Murder mysteries are my main reading and it is always exciting to find a novel that takes me to an interesting locale and that is an original, exotic and stimulating story. The finale of this complex tale was not what I expected, but it made sense. This is the fifth of the Mario Silva series. As it has progressed, the characters and their personal lives are being fleshed out, which adds to the story without diluting the action. Though part of a series, this book can be read as a standalone because it is complete within itself.

Thursday, November 17, 2011

MISS DIMPLE DISAPPEARS





By Mignon Ballard

This is a snapshot of an era and a place that evokes a feeling of déjà vu because it is so well done that as you read you feel like you were alive in 1942 and living in Elderberry, Georgia.

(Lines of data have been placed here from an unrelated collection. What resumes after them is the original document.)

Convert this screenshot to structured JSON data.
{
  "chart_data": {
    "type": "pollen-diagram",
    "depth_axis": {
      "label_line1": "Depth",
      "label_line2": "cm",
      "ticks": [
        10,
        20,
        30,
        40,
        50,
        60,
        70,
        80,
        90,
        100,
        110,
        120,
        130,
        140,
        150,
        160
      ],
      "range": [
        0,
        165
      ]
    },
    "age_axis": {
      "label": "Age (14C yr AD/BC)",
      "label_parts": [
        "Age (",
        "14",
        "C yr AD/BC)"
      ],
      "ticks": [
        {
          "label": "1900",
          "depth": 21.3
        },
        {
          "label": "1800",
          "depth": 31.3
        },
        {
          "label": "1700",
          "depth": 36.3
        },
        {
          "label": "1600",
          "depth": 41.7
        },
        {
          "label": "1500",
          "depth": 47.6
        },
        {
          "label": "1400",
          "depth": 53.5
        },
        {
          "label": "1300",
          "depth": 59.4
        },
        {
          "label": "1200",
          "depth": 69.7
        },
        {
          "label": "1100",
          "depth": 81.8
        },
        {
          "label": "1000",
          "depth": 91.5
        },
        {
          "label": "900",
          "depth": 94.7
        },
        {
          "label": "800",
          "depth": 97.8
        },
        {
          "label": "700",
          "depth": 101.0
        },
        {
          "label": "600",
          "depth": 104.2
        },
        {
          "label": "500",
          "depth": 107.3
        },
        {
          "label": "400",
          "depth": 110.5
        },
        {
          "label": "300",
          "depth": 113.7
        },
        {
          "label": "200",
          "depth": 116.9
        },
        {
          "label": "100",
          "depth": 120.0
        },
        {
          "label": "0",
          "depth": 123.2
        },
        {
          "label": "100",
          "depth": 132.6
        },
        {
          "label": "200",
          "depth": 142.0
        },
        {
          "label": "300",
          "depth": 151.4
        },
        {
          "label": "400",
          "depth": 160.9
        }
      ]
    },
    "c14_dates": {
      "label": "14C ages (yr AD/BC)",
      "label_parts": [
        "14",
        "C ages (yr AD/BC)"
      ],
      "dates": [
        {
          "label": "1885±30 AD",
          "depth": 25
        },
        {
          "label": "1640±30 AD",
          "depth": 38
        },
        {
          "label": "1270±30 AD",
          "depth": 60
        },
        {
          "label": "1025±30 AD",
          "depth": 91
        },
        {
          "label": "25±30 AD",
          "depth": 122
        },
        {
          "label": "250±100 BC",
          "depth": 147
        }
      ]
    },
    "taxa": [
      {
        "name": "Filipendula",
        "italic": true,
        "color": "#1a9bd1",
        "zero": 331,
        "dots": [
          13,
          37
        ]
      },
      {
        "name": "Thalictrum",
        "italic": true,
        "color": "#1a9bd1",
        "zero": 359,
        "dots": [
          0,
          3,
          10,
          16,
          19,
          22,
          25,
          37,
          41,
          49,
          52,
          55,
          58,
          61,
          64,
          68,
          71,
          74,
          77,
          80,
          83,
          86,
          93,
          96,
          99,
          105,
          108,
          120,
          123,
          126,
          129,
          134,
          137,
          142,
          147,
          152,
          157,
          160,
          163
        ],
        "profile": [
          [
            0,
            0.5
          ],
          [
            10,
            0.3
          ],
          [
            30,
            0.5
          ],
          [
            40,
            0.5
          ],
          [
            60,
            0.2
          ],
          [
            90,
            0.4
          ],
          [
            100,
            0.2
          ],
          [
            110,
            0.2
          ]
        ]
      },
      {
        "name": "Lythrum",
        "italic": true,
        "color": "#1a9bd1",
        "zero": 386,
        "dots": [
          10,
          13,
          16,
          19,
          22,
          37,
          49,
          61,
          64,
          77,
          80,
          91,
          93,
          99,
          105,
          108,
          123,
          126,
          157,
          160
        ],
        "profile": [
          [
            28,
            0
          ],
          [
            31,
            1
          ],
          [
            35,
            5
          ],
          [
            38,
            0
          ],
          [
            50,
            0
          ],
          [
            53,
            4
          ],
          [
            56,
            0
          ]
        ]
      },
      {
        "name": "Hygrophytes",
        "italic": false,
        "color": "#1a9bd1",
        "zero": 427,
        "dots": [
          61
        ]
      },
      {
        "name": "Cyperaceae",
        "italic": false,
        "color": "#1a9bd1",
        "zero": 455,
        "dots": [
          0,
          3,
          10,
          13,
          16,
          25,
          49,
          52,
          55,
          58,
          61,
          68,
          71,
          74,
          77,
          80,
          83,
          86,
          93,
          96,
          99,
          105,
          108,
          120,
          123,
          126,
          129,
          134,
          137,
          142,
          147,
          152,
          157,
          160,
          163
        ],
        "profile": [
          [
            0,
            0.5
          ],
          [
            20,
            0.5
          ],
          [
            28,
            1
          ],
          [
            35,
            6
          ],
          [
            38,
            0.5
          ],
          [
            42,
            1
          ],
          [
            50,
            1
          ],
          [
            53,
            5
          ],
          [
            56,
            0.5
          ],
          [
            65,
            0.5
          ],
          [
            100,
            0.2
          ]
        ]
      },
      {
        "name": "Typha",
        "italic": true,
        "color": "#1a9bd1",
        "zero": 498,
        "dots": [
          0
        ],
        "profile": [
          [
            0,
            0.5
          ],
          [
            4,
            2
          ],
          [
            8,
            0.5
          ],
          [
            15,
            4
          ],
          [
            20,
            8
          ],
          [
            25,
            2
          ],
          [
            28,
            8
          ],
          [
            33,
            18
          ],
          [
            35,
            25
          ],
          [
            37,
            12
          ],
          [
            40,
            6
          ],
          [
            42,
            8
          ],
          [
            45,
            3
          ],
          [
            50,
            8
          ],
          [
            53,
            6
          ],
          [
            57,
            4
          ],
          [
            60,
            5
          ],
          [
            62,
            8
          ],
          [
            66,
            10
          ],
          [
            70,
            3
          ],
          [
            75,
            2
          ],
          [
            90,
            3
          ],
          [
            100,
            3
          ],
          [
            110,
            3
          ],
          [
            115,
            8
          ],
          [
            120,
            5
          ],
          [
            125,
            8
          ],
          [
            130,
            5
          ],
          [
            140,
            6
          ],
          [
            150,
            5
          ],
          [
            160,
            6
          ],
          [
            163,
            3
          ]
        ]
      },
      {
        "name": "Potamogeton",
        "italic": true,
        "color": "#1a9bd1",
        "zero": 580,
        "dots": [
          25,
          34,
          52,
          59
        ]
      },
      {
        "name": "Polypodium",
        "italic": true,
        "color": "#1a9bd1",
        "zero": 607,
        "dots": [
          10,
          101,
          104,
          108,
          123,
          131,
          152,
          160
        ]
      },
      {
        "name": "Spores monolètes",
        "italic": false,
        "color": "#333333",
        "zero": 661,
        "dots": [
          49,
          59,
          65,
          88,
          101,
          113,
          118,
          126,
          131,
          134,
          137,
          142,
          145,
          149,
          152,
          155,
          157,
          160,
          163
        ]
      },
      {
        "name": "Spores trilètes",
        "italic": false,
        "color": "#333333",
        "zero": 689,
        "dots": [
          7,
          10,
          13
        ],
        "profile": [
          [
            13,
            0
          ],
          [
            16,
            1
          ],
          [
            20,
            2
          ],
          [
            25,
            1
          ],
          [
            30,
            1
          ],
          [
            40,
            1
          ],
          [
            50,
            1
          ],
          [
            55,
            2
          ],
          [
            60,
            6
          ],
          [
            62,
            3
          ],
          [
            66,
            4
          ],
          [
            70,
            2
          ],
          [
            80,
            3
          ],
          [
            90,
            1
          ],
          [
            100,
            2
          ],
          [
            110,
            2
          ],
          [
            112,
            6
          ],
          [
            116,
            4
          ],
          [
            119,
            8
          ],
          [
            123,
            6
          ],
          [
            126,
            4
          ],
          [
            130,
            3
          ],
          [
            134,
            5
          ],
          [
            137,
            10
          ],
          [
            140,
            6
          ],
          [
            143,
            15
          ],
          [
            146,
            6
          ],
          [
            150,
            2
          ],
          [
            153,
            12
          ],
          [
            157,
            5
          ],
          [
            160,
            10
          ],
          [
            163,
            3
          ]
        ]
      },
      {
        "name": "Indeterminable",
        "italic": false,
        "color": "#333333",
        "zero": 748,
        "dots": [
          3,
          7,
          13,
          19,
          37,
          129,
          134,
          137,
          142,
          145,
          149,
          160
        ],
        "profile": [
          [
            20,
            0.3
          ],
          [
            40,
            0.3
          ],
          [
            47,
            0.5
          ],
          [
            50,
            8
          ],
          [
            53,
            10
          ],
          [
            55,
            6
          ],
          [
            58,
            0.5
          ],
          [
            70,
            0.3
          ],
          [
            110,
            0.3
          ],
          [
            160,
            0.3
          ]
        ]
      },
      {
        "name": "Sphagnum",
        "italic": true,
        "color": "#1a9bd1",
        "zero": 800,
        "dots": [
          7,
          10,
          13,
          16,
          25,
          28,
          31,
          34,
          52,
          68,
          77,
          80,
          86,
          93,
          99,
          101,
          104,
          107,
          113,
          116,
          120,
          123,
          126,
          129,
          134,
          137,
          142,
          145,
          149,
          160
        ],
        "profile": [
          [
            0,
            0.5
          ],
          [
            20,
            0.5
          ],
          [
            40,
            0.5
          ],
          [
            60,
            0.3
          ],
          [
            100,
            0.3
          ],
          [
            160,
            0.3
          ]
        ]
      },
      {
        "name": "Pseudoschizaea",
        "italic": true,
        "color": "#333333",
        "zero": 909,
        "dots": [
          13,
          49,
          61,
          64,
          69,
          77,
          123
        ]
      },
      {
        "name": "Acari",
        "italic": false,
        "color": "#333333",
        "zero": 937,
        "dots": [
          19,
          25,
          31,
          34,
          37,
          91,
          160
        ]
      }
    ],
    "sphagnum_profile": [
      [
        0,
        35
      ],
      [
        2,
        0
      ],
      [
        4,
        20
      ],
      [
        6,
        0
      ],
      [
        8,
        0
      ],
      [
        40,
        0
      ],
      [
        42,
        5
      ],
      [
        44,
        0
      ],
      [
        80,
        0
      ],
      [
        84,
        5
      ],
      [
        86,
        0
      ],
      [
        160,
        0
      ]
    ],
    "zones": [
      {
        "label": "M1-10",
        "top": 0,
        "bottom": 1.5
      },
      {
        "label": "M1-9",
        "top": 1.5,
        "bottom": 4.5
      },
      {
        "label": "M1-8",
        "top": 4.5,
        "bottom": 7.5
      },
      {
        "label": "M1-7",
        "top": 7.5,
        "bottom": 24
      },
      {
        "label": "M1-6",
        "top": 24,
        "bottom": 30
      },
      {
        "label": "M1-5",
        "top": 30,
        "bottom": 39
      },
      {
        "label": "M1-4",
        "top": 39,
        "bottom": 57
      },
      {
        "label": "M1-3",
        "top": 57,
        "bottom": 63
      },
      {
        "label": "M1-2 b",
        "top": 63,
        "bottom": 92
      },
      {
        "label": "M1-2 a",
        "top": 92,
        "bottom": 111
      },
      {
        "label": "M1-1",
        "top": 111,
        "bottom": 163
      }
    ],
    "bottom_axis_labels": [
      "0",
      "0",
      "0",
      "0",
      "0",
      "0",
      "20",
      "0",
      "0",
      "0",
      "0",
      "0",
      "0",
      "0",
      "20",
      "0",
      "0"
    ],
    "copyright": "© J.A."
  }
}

The story begins during the second week of November when people’s thoughts are turning toward Thanksgiving. It will be a different holiday than those of the past for so many reasons it is hard to list them. This is the first major family holiday since America entered the war. Most of the young men, sons and husbands will be away from home. They are in training or even in peril and they are all missing home as much as their folks. The windows of many homes have a blue star flashing out the message that an inhabitant is off in the fray. Some homes have the golden star in their windows memorializing those who have already lost their lives.

 Because the nation is geared up for war efforts there have been many changes on the home front. People are learning to do with out sugar, butter, coffee, and things made with rubber such as the prosaic women’s foundation garments, decent automobile tires, gasoline and nylons. The citizenry have given up their metal hangers, have been trying to ease their children into the idea that Santa won’t be bringing bicycles this year, and trying to have an appearance of normalcy. Elderberrians do a good job of this, but having their family members in danger as well as lonely makes for a melancholy at holiday time. This town reaches out to the service men who are in their town for leave or passing through.


In a pull together effort the people of the town try not to complain about the substitutions like Postum for the coffee, honey or saccharine for sugar and an unappealing margarine with a blob of food coloring. The ladies wear rayon’s instead of nylons and such innocent items as balloons are a thing of the past. For thanksgiving dinner deserts may be sparse and hens are substituted for turkey. But it is the company that counts.

Miss Dimple Kilpatrick a first grade teacher disappears one morning while on her usual walk and this mystery just simmers a bit because the mysterious death of the school custodian is also the talk of the town. In a community effort different individuals try to find clues and even though Miss Dimple has left several the people of Elderberry are so accustomed to safety that they are blind to the possibility of danger. This is the only part of the book that is a little hard to believe in, but even as it is today the people are tired, discouraged and busied by their daily lives and have little ways to investigate mysteries.

Initially it seems that there are two many characters to keep straight, but eventually the reader gets to know the personalities behind the names and begins to feel at home in Elderberry. I have known people like this. I only wonder if we have changed as a society to such an extent that we would not be willing to give up such personal items as hangers and our pots and pans. Are there enough of us who know how to cook using substitutions to make meals enjoyable or even palatable since we have grown up with ready made.

This is a good read for the early days of November so that we can be grateful for what we take for granted. It also helps us to remember that today we also have service men away for the Thanksgiving holiday who are not any different from the soldiers of 1942 and they are also homesick and experiencing a very different type of turkey dinner.